Les tables étaient disposées en forme de U, un peu comme les montagnes autour de la vallée. Castellano se tenait à l'extrémité ouverte. Elle a souligné qu'outre le cancer du sein et de l'ovaire, la famille Valdez avait plusieurs cas de cancer du côlon. "Il semble y avoir certains risques", a déclaré Castellano, "et donc tous les membres de la famille devraient subir une coloscopie à 45 ans". Cela a fait grogner parmi ses auditeurs.

"Cette famille a beaucoup de cancer de l'ovaire", a-t-elle poursuivi, "mais elle ne semble pas avoir de cancer du sein chez les moins de 35 ans. Nous pensons donc que l'âge pour le début de la mammographie annuelle des femmes devrait être de 30 à 35 ans. Nous recommandons que Nos familles «185» le font par IRM chaque année. Et si vous en avez 185, ajouta-t-elle sans détour, «sortez vos ovaires à 35 ans».

Un silence, puis une question d'une jeune femme dans la vingtaine: "Un mode de vie sain ne peut-il pas aider? Avez-vous besoin d'avoir vos ovaires à 35 ans?"

"Les retirer diminuera votre risque mais ne l'éliminera pas", a déclaré Castellano. Cherchant du soutien pour cette mesure sévère, elle sourit à Angelita Valdez Armenta. Angelita avait subi l'opération, appelée ovariectomie. "Angie est un excellent exemple de la façon dont quelqu'un ici va vieillir!" Quelques mois après la réunion, Angelita a fait analyser son ADN et a appris qu'elle était effectivement porteuse de 185delAG.

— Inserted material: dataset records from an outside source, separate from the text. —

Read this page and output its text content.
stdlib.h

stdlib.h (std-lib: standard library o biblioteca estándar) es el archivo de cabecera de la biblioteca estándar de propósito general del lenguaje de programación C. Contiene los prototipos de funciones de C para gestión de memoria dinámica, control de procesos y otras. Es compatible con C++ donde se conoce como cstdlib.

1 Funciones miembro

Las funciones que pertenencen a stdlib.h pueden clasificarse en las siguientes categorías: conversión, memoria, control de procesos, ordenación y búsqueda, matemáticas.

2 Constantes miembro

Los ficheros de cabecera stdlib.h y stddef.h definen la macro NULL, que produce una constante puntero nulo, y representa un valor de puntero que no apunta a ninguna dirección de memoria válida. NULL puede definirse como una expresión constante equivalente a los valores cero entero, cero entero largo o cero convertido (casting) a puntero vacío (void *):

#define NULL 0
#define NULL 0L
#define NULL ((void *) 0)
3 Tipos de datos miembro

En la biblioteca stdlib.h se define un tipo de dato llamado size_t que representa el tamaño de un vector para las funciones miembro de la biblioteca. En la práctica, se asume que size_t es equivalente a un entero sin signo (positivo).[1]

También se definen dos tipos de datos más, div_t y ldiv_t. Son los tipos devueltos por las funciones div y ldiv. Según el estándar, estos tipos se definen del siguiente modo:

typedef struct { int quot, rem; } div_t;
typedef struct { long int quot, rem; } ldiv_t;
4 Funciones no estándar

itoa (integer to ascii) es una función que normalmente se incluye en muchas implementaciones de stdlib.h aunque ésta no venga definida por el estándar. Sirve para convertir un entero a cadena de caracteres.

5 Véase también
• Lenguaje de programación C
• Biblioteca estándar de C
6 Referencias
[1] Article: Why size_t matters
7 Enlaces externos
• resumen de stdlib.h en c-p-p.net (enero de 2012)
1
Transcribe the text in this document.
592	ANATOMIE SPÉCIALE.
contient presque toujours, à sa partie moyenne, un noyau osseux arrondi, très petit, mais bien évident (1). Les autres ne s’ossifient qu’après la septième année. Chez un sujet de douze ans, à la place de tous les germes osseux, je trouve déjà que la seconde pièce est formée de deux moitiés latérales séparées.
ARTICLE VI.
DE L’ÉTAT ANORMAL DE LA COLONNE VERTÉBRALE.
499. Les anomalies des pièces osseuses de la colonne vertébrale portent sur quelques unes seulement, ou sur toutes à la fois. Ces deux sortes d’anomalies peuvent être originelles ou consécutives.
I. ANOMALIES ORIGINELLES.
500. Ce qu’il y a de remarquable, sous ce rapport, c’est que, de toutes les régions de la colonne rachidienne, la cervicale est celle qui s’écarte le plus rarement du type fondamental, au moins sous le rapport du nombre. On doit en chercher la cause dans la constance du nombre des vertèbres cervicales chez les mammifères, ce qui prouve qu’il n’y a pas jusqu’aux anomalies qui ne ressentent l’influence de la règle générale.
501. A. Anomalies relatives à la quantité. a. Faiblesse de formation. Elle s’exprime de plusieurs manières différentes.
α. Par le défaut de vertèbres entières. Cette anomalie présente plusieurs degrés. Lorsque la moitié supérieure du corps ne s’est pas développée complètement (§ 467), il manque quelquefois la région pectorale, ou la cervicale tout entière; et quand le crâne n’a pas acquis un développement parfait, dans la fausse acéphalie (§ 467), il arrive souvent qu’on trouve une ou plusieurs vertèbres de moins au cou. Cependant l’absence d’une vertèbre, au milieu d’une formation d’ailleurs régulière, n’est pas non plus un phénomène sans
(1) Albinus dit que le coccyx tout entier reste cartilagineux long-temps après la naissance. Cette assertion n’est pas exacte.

Le but de la réunion, à laquelle Castellano est arrivé assez rapidement, était d'encourager les membres de la famille à s'inscrire pour le test ADN. "Est-ce que vous devez être testé?" dit-elle. "Non, mais alors tu dois faire semblant d'être positif et être plus proactif en ce qui concerne ta santé et ton dépistage." Constatant que les hommes étaient également exposés à un risque de cancer du sein, Castellano leur avait demandé de se contrôler en inversant le mamelon et en recherchant une grosseur de la taille d'un pois.

Shalee Valdez, une adolescente filmant la séance en vidéo, pose sa caméra. "Si vous avez la mutation", elle voulait savoir, "pouvez-vous donner du sang?" Oui. "Peut-il entrer dans d'autres personnes?" Non, vous deviez en hériter. Shalee avait l'air content. Castellano avait l'air satisfait. Au moment de la rédaction de cet article, 15 Valdez supplémentaires ont subi des tests de mutation 185delAG, dont six ont été testés positifs.

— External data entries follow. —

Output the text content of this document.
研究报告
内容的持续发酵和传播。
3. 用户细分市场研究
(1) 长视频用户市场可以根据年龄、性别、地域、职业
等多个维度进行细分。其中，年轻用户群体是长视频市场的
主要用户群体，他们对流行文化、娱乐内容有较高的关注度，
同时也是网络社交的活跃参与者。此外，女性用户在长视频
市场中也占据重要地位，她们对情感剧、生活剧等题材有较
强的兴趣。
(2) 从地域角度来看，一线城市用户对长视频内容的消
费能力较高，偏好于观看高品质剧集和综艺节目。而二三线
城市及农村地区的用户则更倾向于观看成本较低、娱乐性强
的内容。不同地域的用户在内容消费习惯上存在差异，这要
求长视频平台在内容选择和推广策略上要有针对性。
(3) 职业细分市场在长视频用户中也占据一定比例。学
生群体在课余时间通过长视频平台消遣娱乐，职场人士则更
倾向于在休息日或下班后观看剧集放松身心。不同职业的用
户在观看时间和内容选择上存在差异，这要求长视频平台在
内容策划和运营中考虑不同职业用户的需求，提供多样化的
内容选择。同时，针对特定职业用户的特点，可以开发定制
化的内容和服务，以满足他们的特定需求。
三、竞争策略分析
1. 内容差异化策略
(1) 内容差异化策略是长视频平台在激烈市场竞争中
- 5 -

Même Stanley Hordes, dont les conclusions de 185delAG ont étayé deux décennies de recherche historique, affirme que la plus grande valeur de l’information génétique au Nouveau-Mexique et au Colorado réside dans le fait qu’elle "a identifié une population sur le point de contracter des maladies potentiellement possibilité de dépistage précoce et de traitement ". En d'autres termes, les gènes sont riches en informations, mais les informations qui importent le plus concernent la vie et la mort.

Alors qu'elle se préparait pour la réunion de la famille Valdez, se souvint Mme Castellano, elle se demandait comment le groupe réagirait à ce qu'elle avait à leur dire au sujet de leurs antécédents médicaux. Elle a ensuite exploré comment 185delAG est né au Moyen-Orient et s’est rendu au Nouveau-Mexique. La révélation que les Valdez étaient liés aux Juifs espagnols a incité des regards interrogateurs. Mais plus tard, Elsie Valdez Vigil, âgée de 68 ans et membre de la famille le plus âgé, a déclaré ne pas être gênée par ces informations. "Jésus était juif", a-t-elle dit.

Jeff Wheelwright, qui vit à Morro Bay en Californie, prépare un livre sur la mutation du cancer du sein 185delAG.
Le photographe Scott S. Warren est basé à Durango, au Colorado.

* Note de l'éditeur: Une version antérieure de cet article traduisait à tort «Nous étions juifs» par «Erasmos judios». Smithsonian s'excuse pour l'erreur.